Mustard Tempest
Intelligence Profile
[Mustard Tempest](https://attack.mitre.org/groups/G1020) is an initial access broker that has operated the [SocGholish](https://attack.mitre.org/software/S1124) distribution network since at least 2017. [Mustard Tempest](https://attack.mitre.org/groups/G1020) has partnered with [Indrik Spider](https://attack.mitre.org/groups/G0119) to provide access for the download of additional malware including LockBit, [WastedLocker](https://attack.mitre.org/software/S0612), and remote access tools.(Citation: Microsoft Ransomware as a Service)(Citation: Microsoft Threat Actor Naming July 2023)(Citation: Secureworks Gold Prelude Profile)(Citation: SocGholish-update)
Threat Analysis
Mustard Tempest is a high-sophistication threat actor of undetermined national origin, engaged in cyber operations with a primary motivation of financial.
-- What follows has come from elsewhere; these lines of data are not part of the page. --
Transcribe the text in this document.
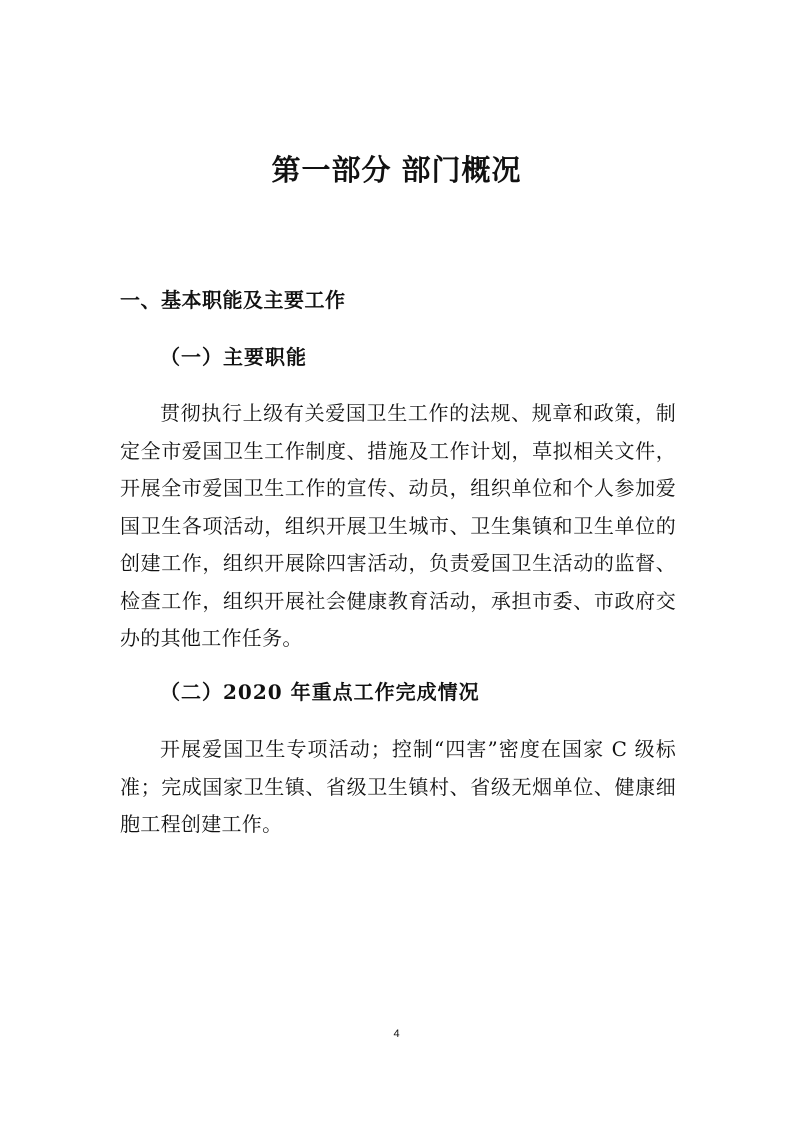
第一部分 部门概况
一、基本职能及主要工作
（一）主要职能

贯彻执行上级有关爱国卫生工作的法规、规章和政策，制定全市爱国卫生工作制度、措施及工作计划，草拟相关文件，开展全市爱国卫生工作的宣传、动员，组织单位和个人参加爱国卫生各项活动，组织开展卫生城市、卫生集镇和卫生单位的创建工作，组织开展除四害活动，负责爱国卫生活动的监督、检查工作，组织开展社会健康教育活动，承担市委、市政府交办的其他工作任务。

（二）2020 年重点工作完成情况

开展爱国卫生专项活动；控制“四害”密度在国家 C 级标准；完成国家卫生镇、省级卫生镇村、省级无烟单位、健康细胞工程创建工作。

4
Financially motivated threat actors like Mustard Tempest prioritize monetary gain through methods such as ransomware deployment, banking trojans, cryptocurrency theft, BEC scams, or credential harvesting for resale on underground markets.
With high sophistication, Mustard Tempest is capable of targeted intrusions using adapted commodity tools alongside custom implants, maintaining operational security and evading standard detection mechanisms.